Photo by Wayne Silver, Flickr CC

Last month, a Texas law enforcement officer opened fire on a van of several Black teenage boys, killing 15-year-old Jordan Edwards. His death reminded many of the cell phone footage showing a Los Angeles off-duty white officer dragging a 13-year-old Latino boy by the collar while pointing a gun, or the McKinney, TX officer who drew his gun on multiple Black youth at a pool party in 2015. During media coverage of Edwards’ death, the media emphasized his honor roll status and the fact that he was a “good student,” and thus not deserving of this treatment. This is not always the way mistreatment of minority youth is framed, however, and sociological research on youth victimization finds that minority youth are often excluded from the category of “true” or “ideal” victimhood, which ultimately works to legitimize their victimization.

Societal notions of childhood characterize children as innocent and pure in contrast to the deviant adult world. Society employs these images of innocence to address children’s vulnerability to physical, sexual, and emotional abuse. However, when children’s behaviors contradict traditional notions of innocence and purity, adults tend to exclude them from the social and legal protection that childhood often affords. 
This inclusion and exclusion of some children from social and legal protection is highly racialized. Images of childhood innocence and victimization typically feature mainstream images of white girls and boys, leaving minority children excluded. Not only that, schools and law enforcement view Black and Latino boys as dangerous and often ignore or downplay their everyday experiences of violence.
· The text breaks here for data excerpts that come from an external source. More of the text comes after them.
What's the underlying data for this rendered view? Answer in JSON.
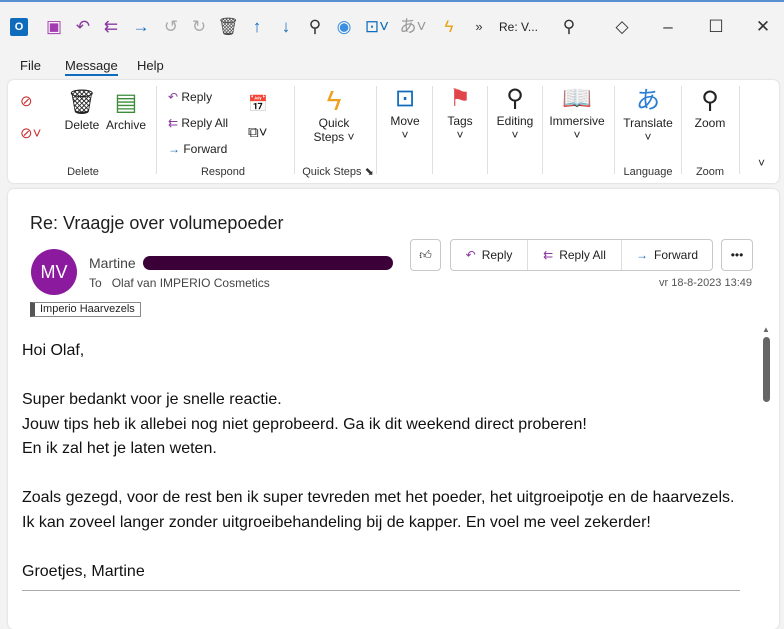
{
  "titlebar": {
    "title": "Re: V...",
    "colors": {
      "accent": "#0f6cbd",
      "purple": "#8a3a9f"
    }
  },
  "tabs": [
    {
      "label": "File"
    },
    {
      "label": "Message",
      "active": true
    },
    {
      "label": "Help"
    }
  ],
  "ribbon": {
    "delete_group": {
      "label": "Delete",
      "delete": "Delete",
      "archive": "Archive"
    },
    "respond_group": {
      "label": "Respond",
      "reply": "Reply",
      "reply_all": "Reply All",
      "forward": "Forward"
    },
    "quick_steps_group": {
      "label": "Quick Steps",
      "button_line1": "Quick",
      "button_line2": "Steps"
    },
    "move": "Move",
    "tags": "Tags",
    "editing": "Editing",
    "immersive": "Immersive",
    "language_group": {
      "label": "Language",
      "translate": "Translate"
    },
    "zoom_group": {
      "label": "Zoom",
      "zoom": "Zoom"
    }
  },
  "message": {
    "subject": "Re: Vraagje over volumepoeder",
    "avatar_initials": "MV",
    "avatar_color": "#8b1a9f",
    "sender": "Martine",
    "to_label": "To",
    "to": "Olaf van IMPERIO Cosmetics",
    "date": "vr 18-8-2023 13:49",
    "category": "Imperio Haarvezels",
    "actions": {
      "reply": "Reply",
      "reply_all": "Reply All",
      "forward": "Forward"
    },
    "body": [
      "Hoi Olaf,",
      "",
      "Super bedankt voor je snelle reactie.",
      "Jouw tips heb ik allebei nog niet geprobeerd. Ga ik dit weekend direct proberen!",
      "En ik zal het je laten weten.",
      "",
      "Zoals gezegd, voor de rest ben ik super tevreden met het poeder, het uitgroeipotje en de haarvezels. Ik kan zoveel langer zonder uitgroeibehandeling bij de kapper. En voel me veel zekerder!",
      "",
      "Groetjes, Martine"
    ]
  }
}
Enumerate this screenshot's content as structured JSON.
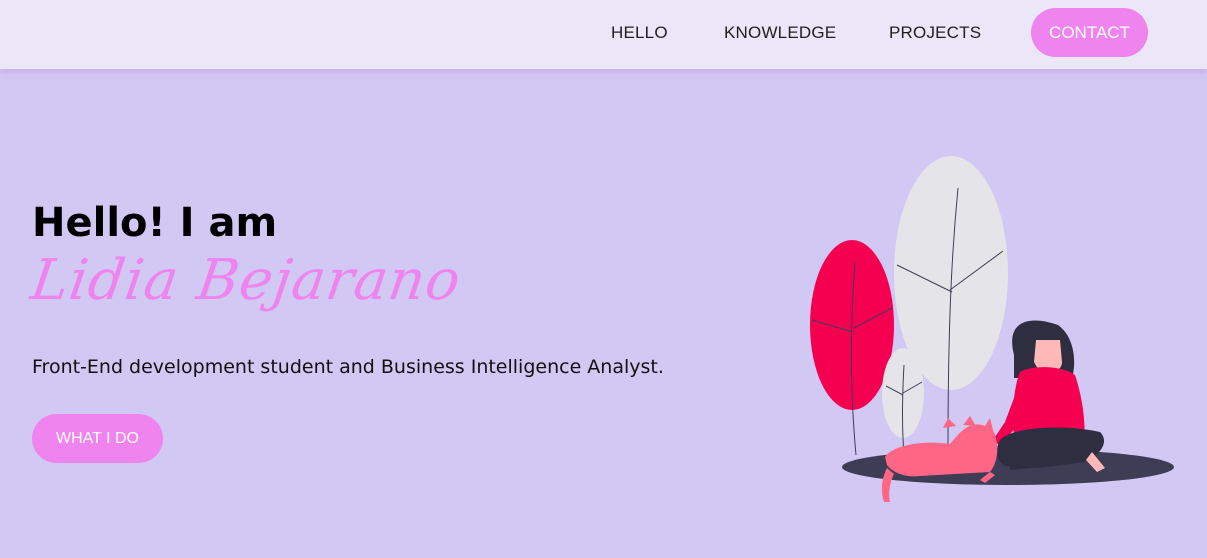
{
  "nav": {
    "items": [
      {
        "label": "HELLO"
      },
      {
        "label": "KNOWLEDGE"
      },
      {
        "label": "PROJECTS"
      }
    ],
    "contact_label": "CONTACT"
  },
  "hero": {
    "greeting": "Hello! I am",
    "name": "Lidia Bejarano",
    "subtitle": "Front-End development student and Business Intelligence Analyst.",
    "cta_label": "WHAT I DO"
  },
  "colors": {
    "accent": "#ef84ef",
    "background": "#d1c8f3",
    "navbar": "#ebe7f9",
    "illustration_red": "#f50050",
    "illustration_gray": "#e5e5e9",
    "illustration_cat": "#ff6584",
    "illustration_dark": "#3f3d56"
  },
  "illustration": {
    "name": "woman-with-cat-illustration"
  }
}
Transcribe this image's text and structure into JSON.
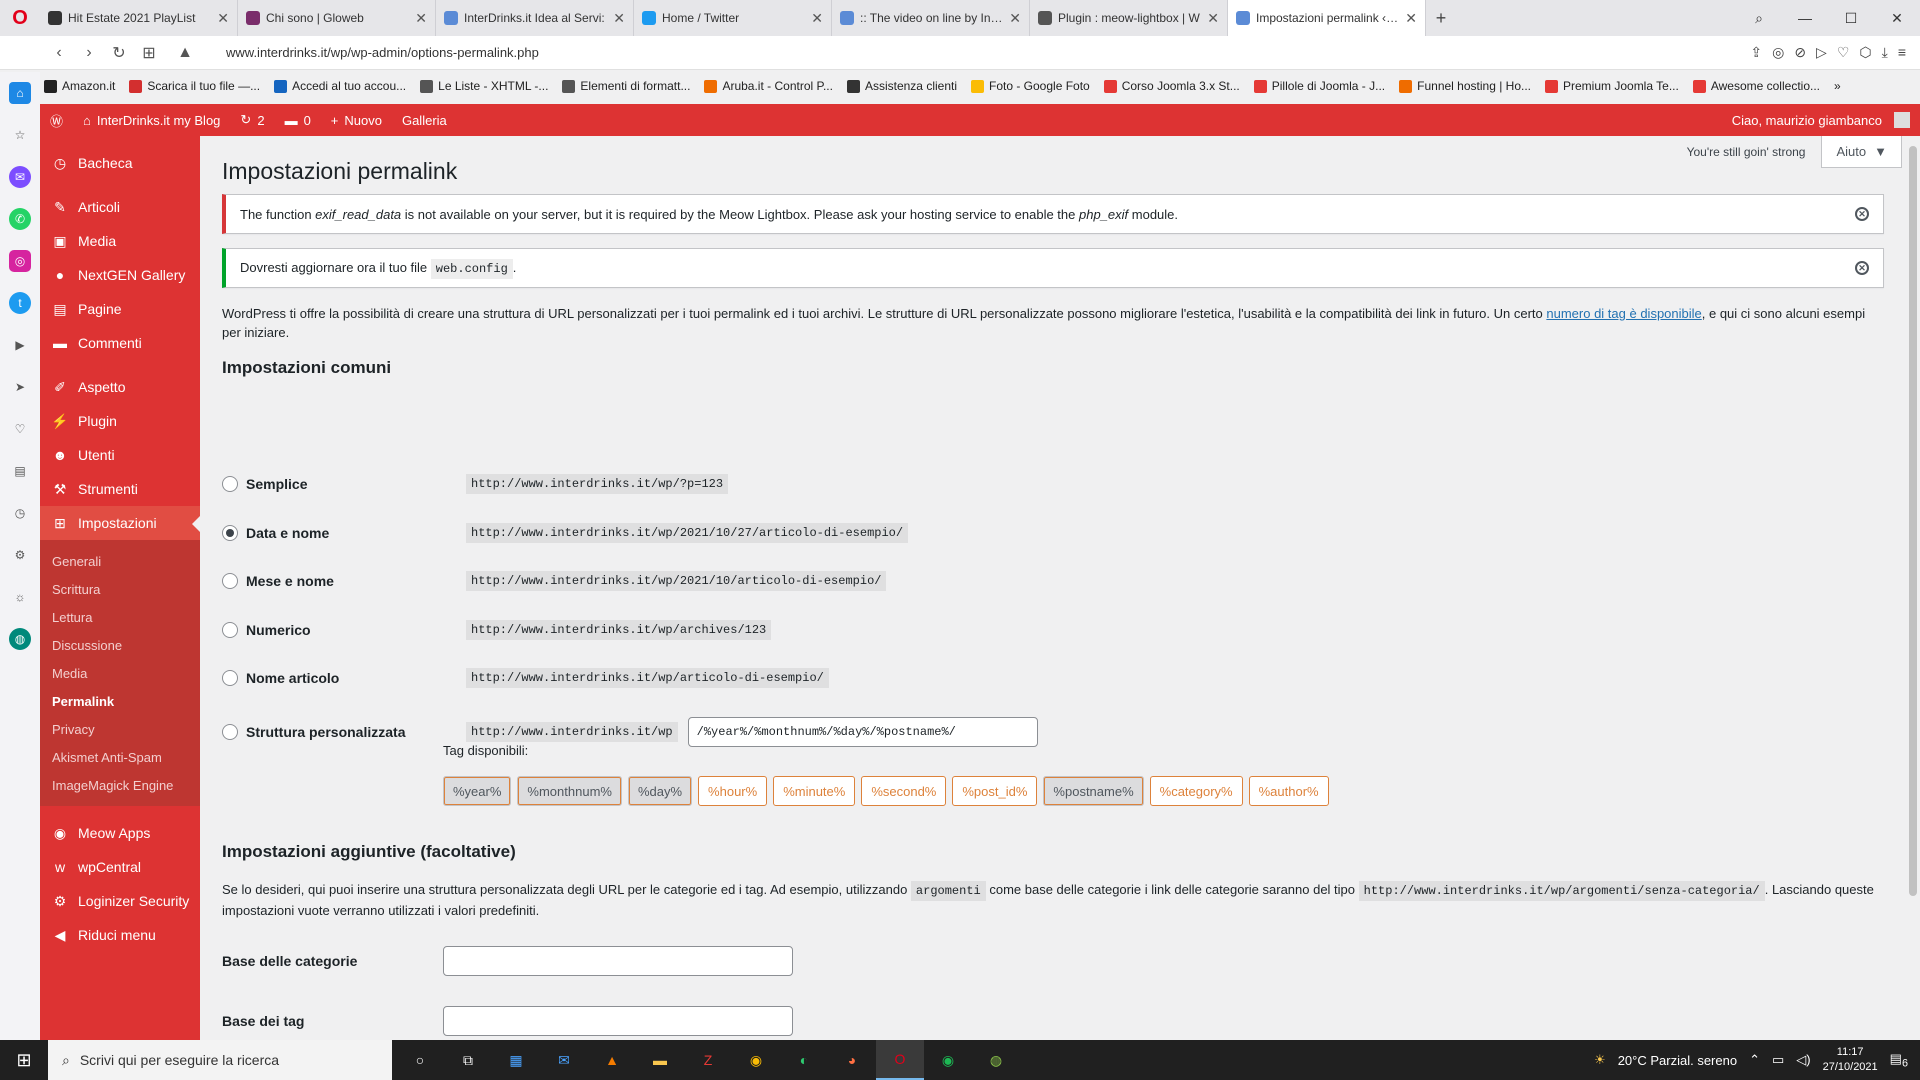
{
  "browser": {
    "tabs": [
      {
        "title": "Hit Estate 2021 PlayList",
        "color": "#333333"
      },
      {
        "title": "Chi sono | Gloweb",
        "color": "#7a2d6b"
      },
      {
        "title": "InterDrinks.it Idea al Servi:",
        "color": "#5b8bd6"
      },
      {
        "title": "Home / Twitter",
        "color": "#1d9bf0"
      },
      {
        "title": ":: The video on line by Inter",
        "color": "#5b8bd6"
      },
      {
        "title": "Plugin : meow-lightbox | W",
        "color": "#555555"
      },
      {
        "title": "Impostazioni permalink ‹ In",
        "color": "#5b8bd6"
      }
    ],
    "url": "www.interdrinks.it/wp/wp-admin/options-permalink.php",
    "bookmarks": [
      {
        "label": "Amazon.it",
        "color": "#222222"
      },
      {
        "label": "Scarica il tuo file —...",
        "color": "#d32f2f"
      },
      {
        "label": "Accedi al tuo accou...",
        "color": "#1565c0"
      },
      {
        "label": "Le Liste - XHTML -...",
        "color": "#555555"
      },
      {
        "label": "Elementi di formatt...",
        "color": "#555555"
      },
      {
        "label": "Aruba.it - Control P...",
        "color": "#ef6c00"
      },
      {
        "label": "Assistenza clienti",
        "color": "#333333"
      },
      {
        "label": "Foto - Google Foto",
        "color": "#fbbc05"
      },
      {
        "label": "Corso Joomla 3.x St...",
        "color": "#e53935"
      },
      {
        "label": "Pillole di Joomla - J...",
        "color": "#e53935"
      },
      {
        "label": "Funnel hosting | Ho...",
        "color": "#ef6c00"
      },
      {
        "label": "Premium Joomla Te...",
        "color": "#e53935"
      },
      {
        "label": "Awesome collectio...",
        "color": "#e53935"
      }
    ]
  },
  "adminbar": {
    "site": "InterDrinks.it my Blog",
    "updates": "2",
    "comments": "0",
    "new": "Nuovo",
    "gallery": "Galleria",
    "greeting": "Ciao, maurizio giambanco"
  },
  "menu": {
    "items_top": [
      {
        "label": "Bacheca",
        "icon": "dashboard-icon",
        "glyph": "◷"
      }
    ],
    "items_mid": [
      {
        "label": "Articoli",
        "icon": "pin-icon",
        "glyph": "✎"
      },
      {
        "label": "Media",
        "icon": "media-icon",
        "glyph": "▣"
      },
      {
        "label": "NextGEN Gallery",
        "icon": "nextgen-icon",
        "glyph": "●"
      },
      {
        "label": "Pagine",
        "icon": "page-icon",
        "glyph": "▤"
      },
      {
        "label": "Commenti",
        "icon": "comment-icon",
        "glyph": "▬"
      }
    ],
    "items_low": [
      {
        "label": "Aspetto",
        "icon": "brush-icon",
        "glyph": "✐"
      },
      {
        "label": "Plugin",
        "icon": "plugin-icon",
        "glyph": "⚡"
      },
      {
        "label": "Utenti",
        "icon": "user-icon",
        "glyph": "☻"
      },
      {
        "label": "Strumenti",
        "icon": "wrench-icon",
        "glyph": "⚒"
      }
    ],
    "current": {
      "label": "Impostazioni",
      "icon": "settings-icon",
      "glyph": "⊞"
    },
    "submenu": [
      "Generali",
      "Scrittura",
      "Lettura",
      "Discussione",
      "Media",
      "Permalink",
      "Privacy",
      "Akismet Anti-Spam",
      "ImageMagick Engine"
    ],
    "submenu_current": "Permalink",
    "items_bottom": [
      {
        "label": "Meow Apps",
        "icon": "meow-icon",
        "glyph": "◉"
      },
      {
        "label": "wpCentral",
        "icon": "wpcentral-icon",
        "glyph": "w"
      },
      {
        "label": "Loginizer Security",
        "icon": "gear-icon",
        "glyph": "⚙"
      },
      {
        "label": "Riduci menu",
        "icon": "collapse-icon",
        "glyph": "◀"
      }
    ]
  },
  "page": {
    "title": "Impostazioni permalink",
    "still_going": "You're still goin' strong",
    "help": "Aiuto",
    "error_notice": {
      "pre": "The function ",
      "fn": "exif_read_data",
      "mid": " is not available on your server, but it is required by the Meow Lightbox. Please ask your hosting service to enable the ",
      "mod": "php_exif",
      "post": " module."
    },
    "success_notice": {
      "pre": "Dovresti aggiornare ora il tuo file ",
      "code": "web.config",
      "post": "."
    },
    "intro": {
      "text": "WordPress ti offre la possibilità di creare una struttura di URL personalizzati per i tuoi permalink ed i tuoi archivi. Le strutture di URL personalizzate possono migliorare l'estetica, l'usabilità e la compatibilità dei link in futuro. Un certo ",
      "link": "numero di tag è disponibile",
      "after": ", e qui ci sono alcuni esempi per iniziare."
    },
    "common_heading": "Impostazioni comuni",
    "options": [
      {
        "label": "Semplice",
        "example": "http://www.interdrinks.it/wp/?p=123",
        "checked": false
      },
      {
        "label": "Data e nome",
        "example": "http://www.interdrinks.it/wp/2021/10/27/articolo-di-esempio/",
        "checked": true
      },
      {
        "label": "Mese e nome",
        "example": "http://www.interdrinks.it/wp/2021/10/articolo-di-esempio/",
        "checked": false
      },
      {
        "label": "Numerico",
        "example": "http://www.interdrinks.it/wp/archives/123",
        "checked": false
      },
      {
        "label": "Nome articolo",
        "example": "http://www.interdrinks.it/wp/articolo-di-esempio/",
        "checked": false
      }
    ],
    "custom": {
      "label": "Struttura personalizzata",
      "base": "http://www.interdrinks.it/wp",
      "value": "/%year%/%monthnum%/%day%/%postname%/"
    },
    "available_tags_label": "Tag disponibili:",
    "tags": [
      {
        "label": "%year%",
        "selected": true
      },
      {
        "label": "%monthnum%",
        "selected": true
      },
      {
        "label": "%day%",
        "selected": true
      },
      {
        "label": "%hour%",
        "selected": false
      },
      {
        "label": "%minute%",
        "selected": false
      },
      {
        "label": "%second%",
        "selected": false
      },
      {
        "label": "%post_id%",
        "selected": false
      },
      {
        "label": "%postname%",
        "selected": true
      },
      {
        "label": "%category%",
        "selected": false
      },
      {
        "label": "%author%",
        "selected": false
      }
    ],
    "optional_heading": "Impostazioni aggiuntive (facoltative)",
    "optional_text": {
      "a": "Se lo desideri, qui puoi inserire una struttura personalizzata degli URL per le categorie ed i tag. Ad esempio, utilizzando ",
      "code1": "argomenti",
      "b": " come base delle categorie i link delle categorie saranno del tipo ",
      "code2": "http://www.interdrinks.it/wp/argomenti/senza-categoria/",
      "c": ". Lasciando queste impostazioni vuote verranno utilizzati i valori predefiniti."
    },
    "category_base_label": "Base delle categorie",
    "tag_base_label": "Base dei tag"
  },
  "taskbar": {
    "search_placeholder": "Scrivi qui per eseguire la ricerca",
    "weather": "20°C  Parzial. sereno",
    "time": "11:17",
    "date": "27/10/2021",
    "notifications": "6"
  },
  "colors": {
    "admin_red": "#dd3333",
    "menu_dark": "#be3631",
    "tag_orange": "#dd823b"
  }
}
Despite encountering high levels of street and interpersonal violence, Black and Latina girls’ victimization remains largely neglected in comparison to their white female peers. Minority girls living in high crime environments often feel pressure from adults to adhere to notions of being “good girls.” Yet, to survive such environments, many minority girls feel they must forgo traditional feminine roles and engage in physical confrontations with other girls and/or men. In doing so, they are criminalized, depicted as bad girls and “ghetto chicks,” and excluded from societal ideals of victimhood.